During the early cretaceous the sea levels were relatively low and the environment of the Jurassic Coast was a warm coastal swamp with lagoons and salt flats known as “sabkas” where some of the largest and most fierce dinosaurs lived.
Dinosaurs were the dominant group of land animals, especially “duck-billed” dinosaurs called hadrosaurs and horned forms, such as Triceratops. Giant marine reptiles such as ichthyosaurs, mosasaurs, and plesiosaurs were common in the seas, and flying reptiles called pterosaurs dominated the sky. Flowering plants known as angiosperms became abundant along with conifers. The Fossil Forest to the east of Lulworth Cove shows the tree stumps of the forerunners of present-day conifers.
The late cretaceous is known for the extinction of non-avian dinosaurs and ammonites but this does not mean that new dinosaurs did not appear during this period along with many other insect groups, mammals and birds and the first flowering plants.
The late Cretaceous was a time of great productivity in the world’s oceans and represented by the huge amounts of chalk sediment.
The sea levels of the late Cretaceous were higher than today as global sea water was being displaced by tectonic movement that was forming the mid-oceanic ridges and ocean basins.
The chalk landscape is a familiar feature along the Dorset coast but its important to remember that most of the Cretaceous rocks are not chalks but conversely most chalks were deposited during the Cretaceous. Chalk was formed by the deposition of chalk forming single-celled phytoplankton or nannofossils called Coccolithophores. Coccolithophores are an important group of approximately 200 small marine phytoplankton species which cover themselves with a calcium-carbonate discs called coccoliths forming shell called a “coccosphere.” After death, most coccospheres collapse into their constituent parts and settle on the sea bed and compress to form chalk sediments.
The Cretaceous-Tertiary extinction or K–T extinction marks the end of the Cretaceous Period 65 million years ago.
This global extinction event was responsible for eliminating approximately 80% of all species of animals.
The leading ideas behind the source of this extinction include large scale volcanic activity that changed the earths climate to the Alvarez hypothesis.
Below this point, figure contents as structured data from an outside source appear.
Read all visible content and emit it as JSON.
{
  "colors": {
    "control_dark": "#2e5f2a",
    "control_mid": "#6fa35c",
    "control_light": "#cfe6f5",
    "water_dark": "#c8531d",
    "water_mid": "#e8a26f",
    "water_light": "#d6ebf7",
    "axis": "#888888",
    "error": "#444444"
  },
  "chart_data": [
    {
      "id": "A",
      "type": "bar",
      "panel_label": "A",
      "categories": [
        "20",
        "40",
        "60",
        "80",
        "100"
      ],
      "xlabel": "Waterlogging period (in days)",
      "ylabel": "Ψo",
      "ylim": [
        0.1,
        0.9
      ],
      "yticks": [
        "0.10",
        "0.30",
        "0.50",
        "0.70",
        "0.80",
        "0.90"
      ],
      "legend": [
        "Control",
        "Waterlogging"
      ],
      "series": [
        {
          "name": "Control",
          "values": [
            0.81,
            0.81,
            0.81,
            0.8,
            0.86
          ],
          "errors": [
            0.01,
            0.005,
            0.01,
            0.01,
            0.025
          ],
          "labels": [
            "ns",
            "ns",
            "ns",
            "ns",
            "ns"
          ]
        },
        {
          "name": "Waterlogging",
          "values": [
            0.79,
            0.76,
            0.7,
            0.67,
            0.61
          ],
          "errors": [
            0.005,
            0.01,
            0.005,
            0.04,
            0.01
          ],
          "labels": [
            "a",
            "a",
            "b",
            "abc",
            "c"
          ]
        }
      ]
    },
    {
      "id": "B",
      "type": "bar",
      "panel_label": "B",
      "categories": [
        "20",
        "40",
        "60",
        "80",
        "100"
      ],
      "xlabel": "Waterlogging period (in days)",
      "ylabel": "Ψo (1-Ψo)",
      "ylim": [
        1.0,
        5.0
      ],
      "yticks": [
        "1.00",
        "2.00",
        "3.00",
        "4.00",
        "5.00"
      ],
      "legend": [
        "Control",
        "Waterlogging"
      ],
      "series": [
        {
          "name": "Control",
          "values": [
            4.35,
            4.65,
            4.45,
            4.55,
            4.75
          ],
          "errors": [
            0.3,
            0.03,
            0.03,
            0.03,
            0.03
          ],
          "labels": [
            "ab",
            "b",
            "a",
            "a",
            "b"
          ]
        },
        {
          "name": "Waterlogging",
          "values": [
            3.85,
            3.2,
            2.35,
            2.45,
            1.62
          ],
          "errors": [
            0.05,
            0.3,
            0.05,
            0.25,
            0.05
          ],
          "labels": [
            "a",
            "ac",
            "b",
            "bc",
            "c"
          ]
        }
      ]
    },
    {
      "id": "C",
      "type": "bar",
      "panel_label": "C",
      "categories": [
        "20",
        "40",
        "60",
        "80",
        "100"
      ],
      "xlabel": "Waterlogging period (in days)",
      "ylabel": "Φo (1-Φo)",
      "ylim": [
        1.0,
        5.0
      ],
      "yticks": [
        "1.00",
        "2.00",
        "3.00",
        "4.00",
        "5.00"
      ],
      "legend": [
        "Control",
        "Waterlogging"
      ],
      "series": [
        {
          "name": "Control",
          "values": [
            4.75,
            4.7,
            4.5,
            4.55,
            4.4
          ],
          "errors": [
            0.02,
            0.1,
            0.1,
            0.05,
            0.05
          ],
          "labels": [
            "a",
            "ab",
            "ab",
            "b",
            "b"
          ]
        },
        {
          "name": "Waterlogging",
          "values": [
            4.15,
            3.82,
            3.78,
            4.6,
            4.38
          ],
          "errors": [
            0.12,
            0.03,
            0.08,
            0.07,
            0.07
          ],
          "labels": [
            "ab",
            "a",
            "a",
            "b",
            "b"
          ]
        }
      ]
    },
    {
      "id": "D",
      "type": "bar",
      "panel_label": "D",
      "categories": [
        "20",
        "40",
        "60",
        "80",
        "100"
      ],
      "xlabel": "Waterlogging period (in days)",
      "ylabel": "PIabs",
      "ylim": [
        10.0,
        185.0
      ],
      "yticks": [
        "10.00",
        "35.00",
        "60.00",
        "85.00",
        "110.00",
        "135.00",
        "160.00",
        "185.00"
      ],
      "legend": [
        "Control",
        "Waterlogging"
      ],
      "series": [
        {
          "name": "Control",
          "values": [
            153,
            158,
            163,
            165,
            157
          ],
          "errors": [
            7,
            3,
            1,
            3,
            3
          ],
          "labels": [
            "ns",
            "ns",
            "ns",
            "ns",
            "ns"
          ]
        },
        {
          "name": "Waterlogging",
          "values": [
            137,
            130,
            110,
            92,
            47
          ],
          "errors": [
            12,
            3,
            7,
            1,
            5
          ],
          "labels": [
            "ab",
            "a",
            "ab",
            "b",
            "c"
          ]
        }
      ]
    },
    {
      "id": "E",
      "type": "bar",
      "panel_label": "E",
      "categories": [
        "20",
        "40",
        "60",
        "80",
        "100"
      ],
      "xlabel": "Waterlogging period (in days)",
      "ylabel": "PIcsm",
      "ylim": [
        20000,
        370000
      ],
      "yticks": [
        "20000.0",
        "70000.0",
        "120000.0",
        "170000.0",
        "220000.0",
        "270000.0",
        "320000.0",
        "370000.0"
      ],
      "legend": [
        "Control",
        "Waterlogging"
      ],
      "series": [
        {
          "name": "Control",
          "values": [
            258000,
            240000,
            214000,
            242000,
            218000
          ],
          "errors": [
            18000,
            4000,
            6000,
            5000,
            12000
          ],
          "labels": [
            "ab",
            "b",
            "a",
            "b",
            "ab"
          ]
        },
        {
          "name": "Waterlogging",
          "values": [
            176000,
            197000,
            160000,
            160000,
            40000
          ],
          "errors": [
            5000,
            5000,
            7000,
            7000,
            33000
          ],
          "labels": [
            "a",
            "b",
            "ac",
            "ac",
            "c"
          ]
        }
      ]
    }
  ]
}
This hypothesis proposes a very large meteor collides with earth filling the atmosphere with gas, dust, and debris that drastically altered the earths climate.
The dinosaurs (except birds), "marine reptiles" including the ichthyosaurs, plesiosaurs, and mosasaurs; the flying pterosaurs; many species of foraminiferans or single-celled organisms plus the ammonites became extinct. However, many groups of organisms, such as flowering plants, gastropods and pelecypods (snails and clams), amphibians, lizards and snakes, crocodilians, and mammals survived the Cretaceous-Tertiary boundary.